Earlier this year in the series of articles following the Rare Disease Day video one featured a question by Elisabeth from Denmark ” Why my son and not me?”
The article can be seen HERE.
Recently Global Action has received an article from the eminent aHUS researcher Prof. Santiago Rodriqez de Cordoba from Spain.
it is about the risk of a complement variant ( the preferred term now to “mutation”) carrying member of an aHUS patient’s family onseting with aHUS.
The full article can be read at this link HERE.
What Santiago and his team did was to look at family records in the Spanish aHUS Registry. The Registry had 640 entries of which there was data for 96 families with pathogenic variants which predispose people to aHUS. Plus another 7 families with a “likely” pathogenic variants but it is not certain they can cause the disease..
Data was available for 372 individuals in those 103 family pedigrees.
In addition to whether those individuals had a rare aHUS pathogenic complement variants, they were also genetically tested for two “at more risk” polymorphisms i.e. genetic variants in complement which are common in the general population. The polymorphisms tested for were CFH- H3, which is strongly associated with the risk of aHUS and MCPggaac an important risk factor.
Overall those who had onset with aHUS were more likely to have at risk polymorphisms ( around 50% ) than those who were only pathogenic variant carriers.The 372 family members were then categorised into whether they had none, or one, or two pathogenic variants and whether they had CFH-H3, or MCPggaac, risk variants or both.
Of the 286 family members related to 80 index aHUS patients ( I.e. the original family member who had aHUS) who had only one disease predisposing variant, 134 members also had the variant.

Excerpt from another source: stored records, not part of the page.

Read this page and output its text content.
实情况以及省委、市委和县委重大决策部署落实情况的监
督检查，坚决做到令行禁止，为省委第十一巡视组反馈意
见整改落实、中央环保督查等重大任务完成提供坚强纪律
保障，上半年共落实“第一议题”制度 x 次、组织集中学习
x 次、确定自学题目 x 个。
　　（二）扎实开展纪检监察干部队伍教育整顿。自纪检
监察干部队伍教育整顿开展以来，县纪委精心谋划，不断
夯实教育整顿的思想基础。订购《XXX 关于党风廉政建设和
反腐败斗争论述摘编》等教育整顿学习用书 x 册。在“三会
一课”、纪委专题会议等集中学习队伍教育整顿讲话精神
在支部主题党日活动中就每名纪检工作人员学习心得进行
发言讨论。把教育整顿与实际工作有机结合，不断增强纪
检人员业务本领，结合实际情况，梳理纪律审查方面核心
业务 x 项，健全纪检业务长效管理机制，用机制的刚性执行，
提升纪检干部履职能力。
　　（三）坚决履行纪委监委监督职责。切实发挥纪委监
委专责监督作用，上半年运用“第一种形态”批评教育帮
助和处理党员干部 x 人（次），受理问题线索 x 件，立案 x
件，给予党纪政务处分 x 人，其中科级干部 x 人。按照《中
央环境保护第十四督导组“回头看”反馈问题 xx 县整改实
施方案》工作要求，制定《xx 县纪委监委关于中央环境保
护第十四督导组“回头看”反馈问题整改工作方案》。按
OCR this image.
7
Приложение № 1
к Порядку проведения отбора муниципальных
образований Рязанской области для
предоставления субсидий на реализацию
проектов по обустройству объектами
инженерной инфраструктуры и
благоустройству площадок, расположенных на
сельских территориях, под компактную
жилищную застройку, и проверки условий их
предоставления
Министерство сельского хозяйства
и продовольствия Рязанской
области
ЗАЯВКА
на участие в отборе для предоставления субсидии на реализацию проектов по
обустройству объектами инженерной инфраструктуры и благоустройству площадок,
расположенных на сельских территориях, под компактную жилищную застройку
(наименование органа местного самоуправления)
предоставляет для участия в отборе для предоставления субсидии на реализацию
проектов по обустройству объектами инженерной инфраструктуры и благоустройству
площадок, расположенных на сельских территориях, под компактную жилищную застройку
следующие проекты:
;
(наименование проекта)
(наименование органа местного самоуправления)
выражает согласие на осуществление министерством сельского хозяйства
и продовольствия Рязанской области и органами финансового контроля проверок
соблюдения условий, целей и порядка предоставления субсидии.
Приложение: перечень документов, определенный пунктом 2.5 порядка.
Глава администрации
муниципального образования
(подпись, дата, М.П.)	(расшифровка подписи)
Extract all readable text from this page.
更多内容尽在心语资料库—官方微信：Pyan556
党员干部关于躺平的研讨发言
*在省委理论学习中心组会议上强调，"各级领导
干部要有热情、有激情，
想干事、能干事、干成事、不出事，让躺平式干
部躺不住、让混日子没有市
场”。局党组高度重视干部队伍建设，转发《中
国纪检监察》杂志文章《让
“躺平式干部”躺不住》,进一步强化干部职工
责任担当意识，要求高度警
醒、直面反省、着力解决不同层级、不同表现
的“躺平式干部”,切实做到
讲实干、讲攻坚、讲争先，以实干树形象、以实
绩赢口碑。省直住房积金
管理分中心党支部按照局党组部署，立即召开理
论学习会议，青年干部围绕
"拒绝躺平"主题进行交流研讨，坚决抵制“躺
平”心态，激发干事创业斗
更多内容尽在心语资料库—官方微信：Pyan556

So slightly more than half did not inherit the variant, Of those 134 who did only 10 had also onset with aHUS. Only one in sixteen of them by age 35 and 1 in 10 by age 48.
None of the members with no pathogenic variant had onset with aHUS, even though 80% of them had the “at risk” polymorphisms. These family members will not onset with aHUS.
Also of the non onsetting single pathogenic variant carriers, 30 % had no “at risk” polymorphism. They are unlikely to experience aHUS.
So 70% of those with a pathogenic variant are potentially at risk of aHUS. But as stated above only 10 ( with variants in C3 (2) , CFH (3) , CFB (3) and MCP (2) have actually onset. Of the 10, 4 had only the MCPggaac risk factor and 6 had both polymorphisms.
It is different matter for the 23 families with two pathogenic variants. Firstly, even with just having two pathogenic variants they have more risk of developing aHUS than those with one genetic variant. Three times the risk! Around 1 in 5 will have onset by age 35, increasing to 1 in 3 by reaching 44 years old. But when the “at risk” haplotypes are added, 1 in 2 onset by 35 , and all have onset by age 44.
Having aHUS is far from certain even if a person has a single pathogenic variant. Having ” at risk” polymorphisms, or not, influences their chances of onsetting, but not significantly.
But when carrying two pathogenic the chance of having aHUS increases, the odds shorten much further by having one “at risk” polymorphism and to certainty to onset in time if the carrier has the two at risk polymorphisms.
The table below summarises the risk of a family member also having aHUS according to pathogenic variants and polymorphisms they have.
|None||No risk||No risk||No risk||No risk|
|One||Highly unlikely||Low Risk||Low risk||Slightly higher risk|
|Two||Much higher risk||Very high risk||Very high risk||Certainty|
When it comes to someone’s aHUS genetic factors it is what it is. It was determined at conception. ”The moving finger writes and having writ moves on” ( Omar Khyyam), The disease also requires some environmental trigger too. Those genetically susceptible may face many of those hits during their life time and still not onset. But it will only be very few people, within what is a very rare disease anyway, who have a set of genetic circumstances where they face a certainty that they will onset at some time in their lives.
According to this important study for most carriers in aHUS families the outlook is not as threatening as it would seem. .
Whether people would welcome knowing not knowing their risks is a conundrum for all with genetic diseases, particularly so for one as complex and variable as aHUS. Many susceptible will have no idea of their genetic status, maybe not told even.
Genetic counselling for anyone found to have an aHUS predisposing variant presents challenges, because of the factors influencing penetrance. The polymorphism effect is one factor. Having two or more complement rare mutations can increase risk of aHUS but still not always, but with a 100% likelihood it will with ”at risk” polymorphisms. But if no mutations are found in some patients there is nothing to base genetic counselling on.
One final thought.
Although it was not within the scope of the research which inspired this article, if someone who is unlikely to onset even with a pathogenic variant but also with no “at risk” polymorphisms, has a partner with no pathogenic variant but with one or more of the two “at risk” polymorphisms, then there is a chance that any children they have who inherit the pathogenic variant may also inherit the “at risk” polymorphism and may likely onset at some point but more likely not.
aHUS could well skip a generation, even generation after generation after generation maybe and revert back somewhere down line.
So “why them not me” may be on the minds of that someone.